小さいくせに、胸の奥深いところまで響く。
一番、心地よい場所で感情をくすぐる。
いつまでもその声を聞いていたくなる。
これがきっと、好きってことなんだろう。

手に、毛糸の柔らかい感触が触れた。
それでふと、我に返る。
「…あぁゴメン」
密が身をこわばらせている。都筑は苦笑いして身を離した。
急に強く抱きしめたからだろう、密はほっとした顔をした。
都筑は話題を変えた。
「これ、してみていい?」
マフラーを目の高さに掲げてみせる。
首に巻いてみていいか聞いたのだ。
「うん」
と、声は聞こえなかったけれど密が小さく頷いた。
その顔が嬉しそうに微笑んだのを見て、都筑も笑みがこぼれた。
「じゃあ、早速させてもらお♪」
首に、さっきと同じ柔らかい毛糸の感触。
毛糸に包まれた辺りだけ、冷たい風が止んだ。
「…あったかい」
たったそれだけなのに、すごく驚いた。
ただマフラーを巻いただけなのに、一瞬ですごく
暖かくなった。体の芯まで満たされたカンジだ。
都筑は素直に感動していた。
ただのマフラーだ。
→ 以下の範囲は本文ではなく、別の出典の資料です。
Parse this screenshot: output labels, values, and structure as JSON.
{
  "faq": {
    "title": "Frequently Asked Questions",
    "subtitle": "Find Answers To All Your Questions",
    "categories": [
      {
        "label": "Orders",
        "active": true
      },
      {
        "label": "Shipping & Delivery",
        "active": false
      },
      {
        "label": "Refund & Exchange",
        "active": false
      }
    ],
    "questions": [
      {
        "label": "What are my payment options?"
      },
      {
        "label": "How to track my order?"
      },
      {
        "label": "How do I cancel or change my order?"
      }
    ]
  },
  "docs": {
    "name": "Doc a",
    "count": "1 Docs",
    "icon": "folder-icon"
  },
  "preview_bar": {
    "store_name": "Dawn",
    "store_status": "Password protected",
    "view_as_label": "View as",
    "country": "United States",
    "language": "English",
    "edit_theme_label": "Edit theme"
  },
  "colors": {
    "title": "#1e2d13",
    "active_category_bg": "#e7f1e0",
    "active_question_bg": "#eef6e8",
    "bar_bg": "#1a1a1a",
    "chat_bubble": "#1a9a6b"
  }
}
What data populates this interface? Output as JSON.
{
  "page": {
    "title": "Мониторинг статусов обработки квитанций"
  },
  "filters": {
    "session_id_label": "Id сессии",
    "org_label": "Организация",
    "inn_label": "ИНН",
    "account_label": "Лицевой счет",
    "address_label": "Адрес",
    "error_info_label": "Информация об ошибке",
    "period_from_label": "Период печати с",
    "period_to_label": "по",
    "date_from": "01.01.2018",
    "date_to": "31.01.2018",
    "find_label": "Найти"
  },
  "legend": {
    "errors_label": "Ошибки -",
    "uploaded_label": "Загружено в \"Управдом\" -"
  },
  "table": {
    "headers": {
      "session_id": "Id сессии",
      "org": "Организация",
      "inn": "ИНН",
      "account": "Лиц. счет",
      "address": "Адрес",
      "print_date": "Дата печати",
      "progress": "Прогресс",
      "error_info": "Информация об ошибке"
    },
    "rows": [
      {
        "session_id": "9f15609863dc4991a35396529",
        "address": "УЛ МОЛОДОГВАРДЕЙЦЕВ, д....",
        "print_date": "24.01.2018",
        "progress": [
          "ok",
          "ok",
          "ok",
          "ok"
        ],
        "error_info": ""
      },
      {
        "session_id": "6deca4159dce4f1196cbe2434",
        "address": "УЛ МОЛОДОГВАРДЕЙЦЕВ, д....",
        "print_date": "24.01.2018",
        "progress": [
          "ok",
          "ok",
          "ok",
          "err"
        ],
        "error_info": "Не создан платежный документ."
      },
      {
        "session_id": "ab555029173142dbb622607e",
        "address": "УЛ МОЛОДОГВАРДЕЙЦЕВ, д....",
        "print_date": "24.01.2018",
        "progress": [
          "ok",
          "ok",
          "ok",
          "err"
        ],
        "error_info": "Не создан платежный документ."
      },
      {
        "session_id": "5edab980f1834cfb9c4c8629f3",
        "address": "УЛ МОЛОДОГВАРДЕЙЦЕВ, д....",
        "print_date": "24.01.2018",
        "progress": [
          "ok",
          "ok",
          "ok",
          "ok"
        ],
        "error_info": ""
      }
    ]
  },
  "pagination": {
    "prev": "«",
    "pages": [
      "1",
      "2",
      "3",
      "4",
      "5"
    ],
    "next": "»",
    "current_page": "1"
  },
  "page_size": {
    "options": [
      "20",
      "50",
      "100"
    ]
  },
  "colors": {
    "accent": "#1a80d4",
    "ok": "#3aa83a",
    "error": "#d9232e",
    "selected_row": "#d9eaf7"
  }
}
なのに、密にもらったものはこんなにも違う。
好きな人にもらったものは、こんなにも心が暖かくなるものなんだ。
…気持ちってすごい。
都筑は正直に、思ったままの感想を言った。
「…ありがとう密」
こんなに嬉しいなんて思わなかった−。
なんだか泣きたくなってきて、都筑はつい大きな声を出した。
「どう?似合う?」
大げさにポーズをとってみせる。
そうしたら密が、小さく手招きをした。
その手につられて密に近寄った都筑は、ぐいと
首に巻かれたマフラーを引かれた。
近すぎてドキドキする。つい、小声で尋ねた。
「なに?」
心臓の音まで聞こえそうだ。
顔が赤くなってないだろうか。
ぎこちなくないだろうか。
そんなウブな心配をよそに、密は小さく笑って言った。
「…曲がってる」
マフラーの位置を少しずらす指先が、すぐ近くになる。
息がかかりそうな場所に、密の笑い顔がある。
「あ、ありがと」
なんだかちょっと、肩透かしを食らった気分がしたけれど都筑は
笑って感謝した。今だってこれだけで十分ドキドキしてるのに、
早々急に、いろいろ発展するわけがない。
そして、気まずい気分を変えるように話題も変えた。
「なんだかあべこべになっちゃったね。ホントは今日は密の誕生日で、
俺が密にプレゼントしようとしてたのに」
こんなステキなものをもらっておいて今さら、
自分のプレゼントなんかチープすぎて渡せない−。
都筑が俯いた理由が分かったのだろう。密が小さく笑った。
「プレゼントなら、今もらうから平気だ」
「…え?」
密の言った意味が解らず、首を傾げた向こうに、
ちょうど反対側に首を傾けた密と、唇が重なった。